韓国統一選、与党圧勝へ…米朝会談が追い風に

6/14(木) 1:48配信

読売新聞

 【ソウル=水野祥】韓国の統一地方選は13日、各地で投開票された。公共放送KBSの開票速報によると、ソウル市など17の主要市・道(県に相当)の首長選で、南北首脳会談を実現した文在寅(ムンジェイン)大統領への高い支持を背景に、左派系与党「共に民主党」が圧勝する展開となっている。

 昨年5月の文政権発足後、初めての全国規模の選挙となる。KBSの開票速報によると、14日午前0時半現在、17の首長選では、共に民主党が、総人口の約半分を抱える首都圏の全3か所を含む計13か所で、保守系最大野党「自由韓国党」が保守地盤の大邱(テグ)と慶尚北道(キョンサンプクト)の2か所で当選を確実にした。

 保守系の朴槿恵(パククネ)政権時代だった前回は、当時の与党セヌリ党(現・自由韓国党)が17首長選のうち8か所で、野党の新政治民主連合(同・共に民主党)が9か所で勝利し、与野党が拮抗(きっこう)する結果だった。

 今回は文氏の高い人気が与党に追い風となった。世論調査機関「韓国ギャラップ」の最新調査によると、文氏の支持率は75%で、3月以降は70%以上の高い支持率を維持している。

 共に民主党は選挙戦で、文政権による南北融和ムードを前面に押し出して支持を集めた。若年層の高い失業率や経済格差の拡大などの国内の問題が、対北朝鮮政策への期待で覆い隠された形だ。

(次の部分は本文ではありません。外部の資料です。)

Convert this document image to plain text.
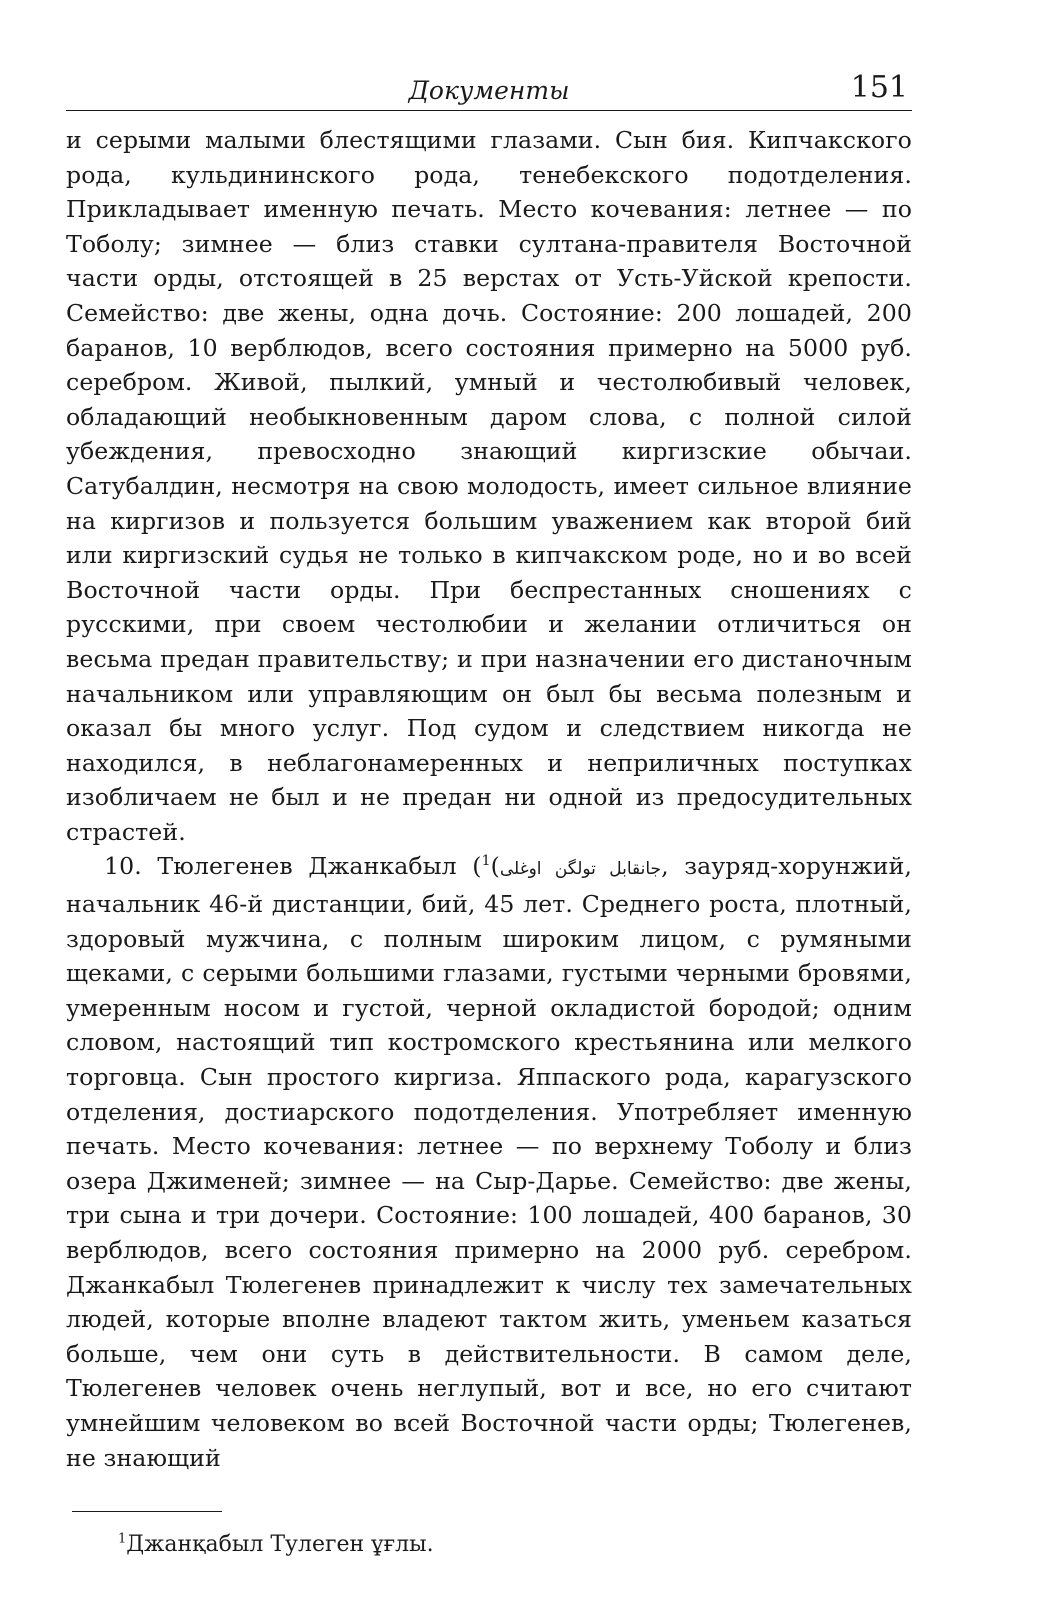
Документы	151

и серыми малыми блестящими глазами. Сын бия. Кипчакского рода, кульдининского рода, тенебекского подотделения. Прикладывает именную печать. Место кочевания: летнее — по Тоболу; зимнее — близ ставки султана-правителя Восточной части орды, отстоящей в 25 верстах от Усть-Уйской крепости. Семейство: две жены, одна дочь. Состояние: 200 лошадей, 200 баранов, 10 верблюдов, всего состояния примерно на 5000 руб. серебром. Живой, пылкий, умный и честолюбивый человек, обладающий необыкновенным даром слова, с полной силой убеждения, превосходно знающий киргизские обычаи. Сатубалдин, несмотря на свою молодость, имеет сильное влияние на киргизов и пользуется большим уважением как второй бий или киргизский судья не только в кипчакском роде, но и во всей Восточной части орды. При беспрестанных сношениях с русскими, при своем честолюбии и желании отличиться он весьма предан правительству; и при назначении его дистаночным начальником или управляющим он был бы весьма полезным и оказал бы много услуг. Под судом и следствием никогда не находился, в неблагонамеренных и неприличных поступках изобличаем не был и не предан ни одной из предосудительных страстей.

10. Тюлегенев Джанкабыл ( جانقابل تولگن اوغلی)$^1$	, зауряд-хорунжий, начальник 46-й дистанции, бий, 45 лет. Среднего роста, плотный, здоровый мужчина, с полным широким лицом, с румяными щеками, с серыми большими глазами, густыми черными бровями, умеренным носом и густой, черной окладистой бородой; одним словом, настоящий тип костромского крестьянина или мелкого торговца. Сын простого киргиза. Яппаского рода, карагузского отделения, достиарского подотделения. Употребляет именную печать. Место кочевания: летнее — по верхнему Тоболу и близ озера Джименей; зимнее — на Сыр-Дарье. Семейство: две жены, три сына и три дочери. Состояние: 100 лошадей, 400 баранов, 30 верблюдов, всего состояния примерно на 2000 руб. серебром. Джанкабыл Тюлегенев принадлежит к числу тех замечательных людей, которые вполне владеют тактом жить, уменьем казаться больше, чем они суть в действительности. В самом деле, Тюлегенев человек очень неглупый, вот и все, но его считают умнейшим человеком во всей Восточной части орды; Тюлегенев, не знающий

$^1$Джанқабыл Тулеген ұғлы.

 12日に行われた史上初の米朝首脳会談では、共同声明で朝鮮半島の「完全な非核化」を約束したが、具体策を示しておらず、韓国国内では「期待を大きく下回る低い水準の合意」(中央日報社説)といった批判もある。しかし、米朝会談の開催に向け「仲介役」を務めた文氏の働きを評価する声も根強くあり、会談翌日の投票が、与党に有利に働いたようだ。